At Crossmaglen, Tony McEntee is my boss, but not on Saturday, insists Oisín McConville

Cross purposes: Wicklow manager Oisín McConville. Photo: Sportsfile

Colm Keys

On the Sunday evening of the weekend of round six of the Allianz National Football League, two Division 4 managers had a conversation without an inter-county reference between them.

For two childhood Crossmaglen friends and Rangers team-mates there was different business to discuss. Tony McEntee is the club’s coaching officer, Oisín McConville their U-12 manager. But their words never strayed over into what Wicklow or Sligo had done against Carlow or Wexford 24 hours earlier.

“He’s my boss in Cross,” laughed McConville. “The interaction we’d be having would be about footballs, cones, bibs and pitches! Maybe it’ll be slightly different when we get to Croke Park,” he added, referencing Saturday’s Division 4 decider.

They crossed paths in an earlier league game which Sligo won convincingly but for McConville, it’s still “surreal” to be standing on a sideline down from a man he grew up with and shared so much success with during a dominant spell as Crossmaglen made an indelible mark on the club landscape.

“Go back to six or seven years of age, the two of us and others kicking ball on the square in Cross,” recalled McConville. “It’s a huge novelty for the two of us to be standing on the sideline across from each other, not saying a word.

“Unless we do have a few words! There’s a nice bit of buzz about the town. A bit of slagging.”

McEntee and McConville have both been joint managers of Cross senior teams that have swept through Armagh and Ulster, though in McEntee’s case he went further with back-to-back All-Ireland titles in 2011 and 2012.

His experience of inter-county football is greater too: three years with Stephen Rochford in Mayo and now three years out on his own in Sligo.

For McConville, inter-county management has been a real eye-opener, something he admits he wasn’t fully prepared for.

He describes the last five months as frantic, largely unaware of the investment of time required.

“I had no idea just how much work would actually be involved in running an inter-county team.
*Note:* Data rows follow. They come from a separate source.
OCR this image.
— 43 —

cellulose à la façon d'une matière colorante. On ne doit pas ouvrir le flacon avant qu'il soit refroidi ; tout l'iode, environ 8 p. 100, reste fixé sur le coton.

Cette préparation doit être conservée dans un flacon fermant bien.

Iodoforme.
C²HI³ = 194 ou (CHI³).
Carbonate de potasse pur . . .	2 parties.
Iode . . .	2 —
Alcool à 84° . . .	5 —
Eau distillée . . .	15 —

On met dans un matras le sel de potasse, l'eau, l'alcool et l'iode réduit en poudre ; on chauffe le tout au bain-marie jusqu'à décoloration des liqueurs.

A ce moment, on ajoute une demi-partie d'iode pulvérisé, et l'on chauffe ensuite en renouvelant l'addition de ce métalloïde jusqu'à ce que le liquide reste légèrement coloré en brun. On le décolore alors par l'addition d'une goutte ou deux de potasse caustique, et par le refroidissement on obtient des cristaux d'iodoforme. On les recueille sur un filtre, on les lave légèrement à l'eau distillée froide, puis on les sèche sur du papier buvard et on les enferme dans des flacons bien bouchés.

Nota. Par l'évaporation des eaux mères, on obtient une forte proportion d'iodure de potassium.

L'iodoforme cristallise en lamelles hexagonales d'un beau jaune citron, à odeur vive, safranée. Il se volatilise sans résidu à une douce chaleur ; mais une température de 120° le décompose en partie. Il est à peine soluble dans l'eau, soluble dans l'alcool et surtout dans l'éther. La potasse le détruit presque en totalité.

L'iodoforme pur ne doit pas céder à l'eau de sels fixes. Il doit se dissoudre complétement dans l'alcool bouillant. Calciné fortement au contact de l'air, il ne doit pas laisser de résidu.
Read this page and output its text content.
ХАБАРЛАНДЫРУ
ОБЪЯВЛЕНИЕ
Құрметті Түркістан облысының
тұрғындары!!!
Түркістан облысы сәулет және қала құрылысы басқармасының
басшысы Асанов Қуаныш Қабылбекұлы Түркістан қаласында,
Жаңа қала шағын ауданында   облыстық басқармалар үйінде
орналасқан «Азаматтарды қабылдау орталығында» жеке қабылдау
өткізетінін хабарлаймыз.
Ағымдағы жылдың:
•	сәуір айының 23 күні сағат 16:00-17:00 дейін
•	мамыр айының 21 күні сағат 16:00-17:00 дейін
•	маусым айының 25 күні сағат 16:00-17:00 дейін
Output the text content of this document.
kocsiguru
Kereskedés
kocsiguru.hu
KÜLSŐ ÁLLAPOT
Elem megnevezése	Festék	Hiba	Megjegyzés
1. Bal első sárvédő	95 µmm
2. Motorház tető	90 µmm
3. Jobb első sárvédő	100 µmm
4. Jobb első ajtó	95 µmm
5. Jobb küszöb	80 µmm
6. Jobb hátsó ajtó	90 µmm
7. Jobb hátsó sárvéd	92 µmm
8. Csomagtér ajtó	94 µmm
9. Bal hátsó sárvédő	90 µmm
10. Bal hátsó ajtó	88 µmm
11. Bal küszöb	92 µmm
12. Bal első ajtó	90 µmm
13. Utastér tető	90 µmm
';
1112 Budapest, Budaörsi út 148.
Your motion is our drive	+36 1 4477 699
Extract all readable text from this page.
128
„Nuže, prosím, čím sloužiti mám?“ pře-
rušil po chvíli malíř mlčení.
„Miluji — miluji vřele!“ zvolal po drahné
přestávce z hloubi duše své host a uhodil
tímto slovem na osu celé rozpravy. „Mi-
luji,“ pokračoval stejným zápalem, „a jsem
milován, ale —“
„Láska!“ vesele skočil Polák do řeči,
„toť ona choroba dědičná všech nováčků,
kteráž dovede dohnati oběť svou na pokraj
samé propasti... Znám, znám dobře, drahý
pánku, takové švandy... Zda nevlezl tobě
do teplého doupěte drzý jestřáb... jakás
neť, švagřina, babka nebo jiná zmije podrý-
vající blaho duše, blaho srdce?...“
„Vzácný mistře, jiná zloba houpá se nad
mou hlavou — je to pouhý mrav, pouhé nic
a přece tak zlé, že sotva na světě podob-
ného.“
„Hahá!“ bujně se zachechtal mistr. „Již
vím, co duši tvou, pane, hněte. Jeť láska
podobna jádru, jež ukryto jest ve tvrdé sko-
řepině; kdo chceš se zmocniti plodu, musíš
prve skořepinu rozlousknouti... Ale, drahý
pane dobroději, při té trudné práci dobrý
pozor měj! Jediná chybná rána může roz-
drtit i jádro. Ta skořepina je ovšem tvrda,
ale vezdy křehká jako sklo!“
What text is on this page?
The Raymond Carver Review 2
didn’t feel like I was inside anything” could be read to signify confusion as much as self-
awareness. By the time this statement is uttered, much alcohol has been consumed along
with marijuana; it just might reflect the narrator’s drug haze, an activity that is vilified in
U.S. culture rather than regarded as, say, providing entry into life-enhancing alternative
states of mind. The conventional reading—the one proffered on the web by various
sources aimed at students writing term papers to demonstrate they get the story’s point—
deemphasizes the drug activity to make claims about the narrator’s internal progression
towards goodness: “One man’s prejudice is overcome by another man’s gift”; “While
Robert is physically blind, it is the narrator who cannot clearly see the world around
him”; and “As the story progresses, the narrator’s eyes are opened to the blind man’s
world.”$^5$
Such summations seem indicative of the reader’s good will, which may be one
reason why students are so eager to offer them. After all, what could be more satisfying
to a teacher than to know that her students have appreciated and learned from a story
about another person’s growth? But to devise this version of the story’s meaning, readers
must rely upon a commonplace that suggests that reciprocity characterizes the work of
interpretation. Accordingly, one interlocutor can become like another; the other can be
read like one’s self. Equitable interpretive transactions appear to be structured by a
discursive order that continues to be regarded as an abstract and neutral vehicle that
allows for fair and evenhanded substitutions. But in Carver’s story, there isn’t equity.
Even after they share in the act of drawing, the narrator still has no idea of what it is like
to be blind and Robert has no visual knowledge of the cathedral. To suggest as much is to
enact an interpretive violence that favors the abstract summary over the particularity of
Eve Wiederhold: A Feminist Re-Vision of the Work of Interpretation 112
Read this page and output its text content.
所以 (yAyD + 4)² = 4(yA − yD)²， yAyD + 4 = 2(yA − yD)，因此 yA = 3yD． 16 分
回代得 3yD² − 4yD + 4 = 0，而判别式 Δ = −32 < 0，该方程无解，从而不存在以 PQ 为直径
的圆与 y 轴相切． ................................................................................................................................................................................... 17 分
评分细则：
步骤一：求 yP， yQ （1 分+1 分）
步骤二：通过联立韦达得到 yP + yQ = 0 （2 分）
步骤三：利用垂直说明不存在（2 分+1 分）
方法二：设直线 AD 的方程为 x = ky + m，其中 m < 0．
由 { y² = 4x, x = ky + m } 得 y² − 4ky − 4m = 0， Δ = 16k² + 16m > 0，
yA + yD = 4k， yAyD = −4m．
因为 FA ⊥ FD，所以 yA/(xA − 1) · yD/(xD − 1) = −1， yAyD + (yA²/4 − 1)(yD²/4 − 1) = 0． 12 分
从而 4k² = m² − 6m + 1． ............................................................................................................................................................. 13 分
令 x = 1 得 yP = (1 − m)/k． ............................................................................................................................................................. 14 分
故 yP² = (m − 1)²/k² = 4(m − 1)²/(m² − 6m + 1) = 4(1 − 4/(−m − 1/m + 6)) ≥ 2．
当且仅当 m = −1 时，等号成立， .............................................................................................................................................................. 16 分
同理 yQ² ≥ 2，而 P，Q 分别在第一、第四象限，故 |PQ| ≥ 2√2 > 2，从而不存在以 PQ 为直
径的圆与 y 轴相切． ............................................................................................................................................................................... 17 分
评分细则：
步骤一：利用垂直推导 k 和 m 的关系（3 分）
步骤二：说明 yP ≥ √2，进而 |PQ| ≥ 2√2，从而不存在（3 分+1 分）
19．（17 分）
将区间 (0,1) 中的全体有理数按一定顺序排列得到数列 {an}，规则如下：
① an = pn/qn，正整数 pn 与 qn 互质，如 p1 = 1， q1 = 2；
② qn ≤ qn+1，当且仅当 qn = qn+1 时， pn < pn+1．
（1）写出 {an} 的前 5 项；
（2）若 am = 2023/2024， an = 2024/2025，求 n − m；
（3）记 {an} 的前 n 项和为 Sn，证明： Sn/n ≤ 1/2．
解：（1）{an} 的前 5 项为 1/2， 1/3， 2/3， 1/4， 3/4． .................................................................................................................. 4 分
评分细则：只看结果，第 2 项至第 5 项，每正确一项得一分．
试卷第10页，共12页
I have to be perfectly honest,” he said. “I underestimated that. But you learn on your feet and that’s probably why I made those initial mistakes, not being ‘football-ready’ whenever that ball was thrown in in Carlow that night. We were behind the curve.

“We just hadn’t enough done going into those early games and we almost paid the ultimate price for that.

“Anyone who saw Wicklow in the Sligo game (second round) could have thought, ‘Well, there is absolutely no hope of these boys going up’. We then had a break the week after that and we played London and that game at the right time.

“We weren’t all that pretty and we probably should have won it a lot more comfortably than we did but you could definitely see a semblance of something coming together.

“Since then we’ve been very good in how we have gone about things. The lads really dug in when it was likely that promotion was still in our hands.

“There was real change in how our boys went about things. There was no time to sit down and say, ‘Hold on a second’. We might have got one day during the break where we sat down and discussed what was expected and what everyone wanted.

“At that stage we were four weeks into the league. That’s how much we crammed into those last four or five weeks.

“I have to give a lot of praise to the players to take all that on board and run with it in that space of time.

“I don’t have to run about blaming myself now because we did get up in the end. It worked out for us.”

Their big wins came against Laois and Leitrim in the fourth and fifth rounds and, ultimately, it was that head-to-head advantage over Laois that bounced them back up to Division 3 so quickly.

“There is a unique opportunity there because of the age profile of the team. They are extremely young lads and I do have to remind myself of that,” said McConville, who has managed club teams in Monaghan and Meath as well as Dundalk IT since moving on from Crossmaglen.

“We could have convinced ourselves that the best option was to bed in for a year, that it wouldn’t be the worst thing if we didn’t go up.

“But it’s a lot more attractive to players playing in Division 3 than Division 4.

“The fact that we have gone up, that’s great, but we need to make sure we get the maximum out of the rest of the season.”

A Saturday evening league final against Sligo, even with McEntee on the other side, won’t take precedence over a Leinster Championship game against Carlow eight days later, McConville insists.

With injuries they’ll adopt an ‘if in doubt, leave them out’ policy.

For all the frantic nature attached to the schedules, McConville is convinced of one thing – that the players love it.

“They love the fact that they are playing week to week,” he added.

“It’s not ideal if you pick up a couple of knocks but again that’s what we are training 35 lads for, we’re not training 11 ornaments.”